Private Eddie Slovik
Edward Donald Slovik (February 18, 1920 – January 31,1945) was a private in the United States Army during World War II and the first American soldier to be executed for desertion since the American Civil War.
Although over twenty-one thousand soldiers were given varying sentences for desertion during World War II – including forty-nine death sentences – only Slovik's death sentence was carried out.
Slovik was born in Detroit, Michigan. As a minor, he was arrested several times; the first time, when he was twelve, occurred when he and some friends broke into a foundry to steal some brass. Between 1932 and 1937, he was caught for several incidents of petty theft, breaking and entering and disturbing the peace.

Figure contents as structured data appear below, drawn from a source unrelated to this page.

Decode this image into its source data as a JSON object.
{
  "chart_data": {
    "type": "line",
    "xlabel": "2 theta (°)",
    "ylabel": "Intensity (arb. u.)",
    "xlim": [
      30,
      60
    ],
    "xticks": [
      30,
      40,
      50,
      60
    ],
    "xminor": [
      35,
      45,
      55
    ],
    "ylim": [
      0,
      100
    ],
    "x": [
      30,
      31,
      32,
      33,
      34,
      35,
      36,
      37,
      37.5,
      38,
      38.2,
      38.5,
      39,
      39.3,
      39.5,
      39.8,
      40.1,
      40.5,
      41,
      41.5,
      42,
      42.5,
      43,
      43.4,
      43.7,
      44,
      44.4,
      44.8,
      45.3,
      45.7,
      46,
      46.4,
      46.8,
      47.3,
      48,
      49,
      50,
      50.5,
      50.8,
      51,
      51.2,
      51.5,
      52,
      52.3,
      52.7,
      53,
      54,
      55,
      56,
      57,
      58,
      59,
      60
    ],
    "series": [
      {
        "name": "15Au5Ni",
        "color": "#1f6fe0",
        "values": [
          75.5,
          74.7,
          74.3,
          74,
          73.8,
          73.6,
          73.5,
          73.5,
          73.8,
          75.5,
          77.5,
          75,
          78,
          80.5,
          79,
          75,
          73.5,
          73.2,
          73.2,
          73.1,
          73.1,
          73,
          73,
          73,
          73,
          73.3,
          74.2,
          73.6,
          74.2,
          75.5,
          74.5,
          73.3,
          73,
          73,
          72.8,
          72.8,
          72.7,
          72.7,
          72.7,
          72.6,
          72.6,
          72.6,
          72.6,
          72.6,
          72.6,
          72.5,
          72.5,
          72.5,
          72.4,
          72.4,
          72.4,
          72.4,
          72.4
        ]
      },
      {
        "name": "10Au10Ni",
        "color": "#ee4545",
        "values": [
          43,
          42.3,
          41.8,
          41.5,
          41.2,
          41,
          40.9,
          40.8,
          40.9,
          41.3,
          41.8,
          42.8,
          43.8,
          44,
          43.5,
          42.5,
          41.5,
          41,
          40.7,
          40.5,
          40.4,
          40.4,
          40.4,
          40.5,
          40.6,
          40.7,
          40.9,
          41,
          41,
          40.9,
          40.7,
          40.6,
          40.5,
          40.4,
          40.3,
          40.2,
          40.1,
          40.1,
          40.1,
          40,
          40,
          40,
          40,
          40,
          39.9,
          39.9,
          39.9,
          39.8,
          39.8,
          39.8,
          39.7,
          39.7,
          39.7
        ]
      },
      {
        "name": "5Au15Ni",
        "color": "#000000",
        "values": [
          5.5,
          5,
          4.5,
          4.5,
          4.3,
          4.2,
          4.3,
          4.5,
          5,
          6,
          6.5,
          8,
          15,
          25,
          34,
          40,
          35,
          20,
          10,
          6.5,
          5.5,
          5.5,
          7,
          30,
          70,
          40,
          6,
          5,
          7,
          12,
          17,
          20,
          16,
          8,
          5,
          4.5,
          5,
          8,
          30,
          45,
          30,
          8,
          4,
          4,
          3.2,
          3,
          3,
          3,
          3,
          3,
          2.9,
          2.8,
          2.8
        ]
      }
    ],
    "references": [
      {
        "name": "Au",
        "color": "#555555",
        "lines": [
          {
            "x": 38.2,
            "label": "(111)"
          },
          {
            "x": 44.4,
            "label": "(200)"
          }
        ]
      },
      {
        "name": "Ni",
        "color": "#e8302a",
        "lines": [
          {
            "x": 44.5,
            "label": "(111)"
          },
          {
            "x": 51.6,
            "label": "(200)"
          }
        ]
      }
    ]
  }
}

In October 1937, he was sent to jail and paroled in September 1938. After stealing and crashing a car with two friends while drunk, he was sent back to jail in January 1939.
In April 1942, Slovik was paroled once more and obtained a job at the Montella Plumbing Company in Dearborn. There he met his wife Antoinette Wisniewski, whom he married on November 7, 1942. They went to live with her parents. Slovik's criminal record had led him to be classified as unfit for duty in the U.S. military ("4-F"), but, shortly after his and Antoinette's first wedding anniversary, Slovik was reclassified as fit for duty ("1-A") and subsequently drafted by the Army.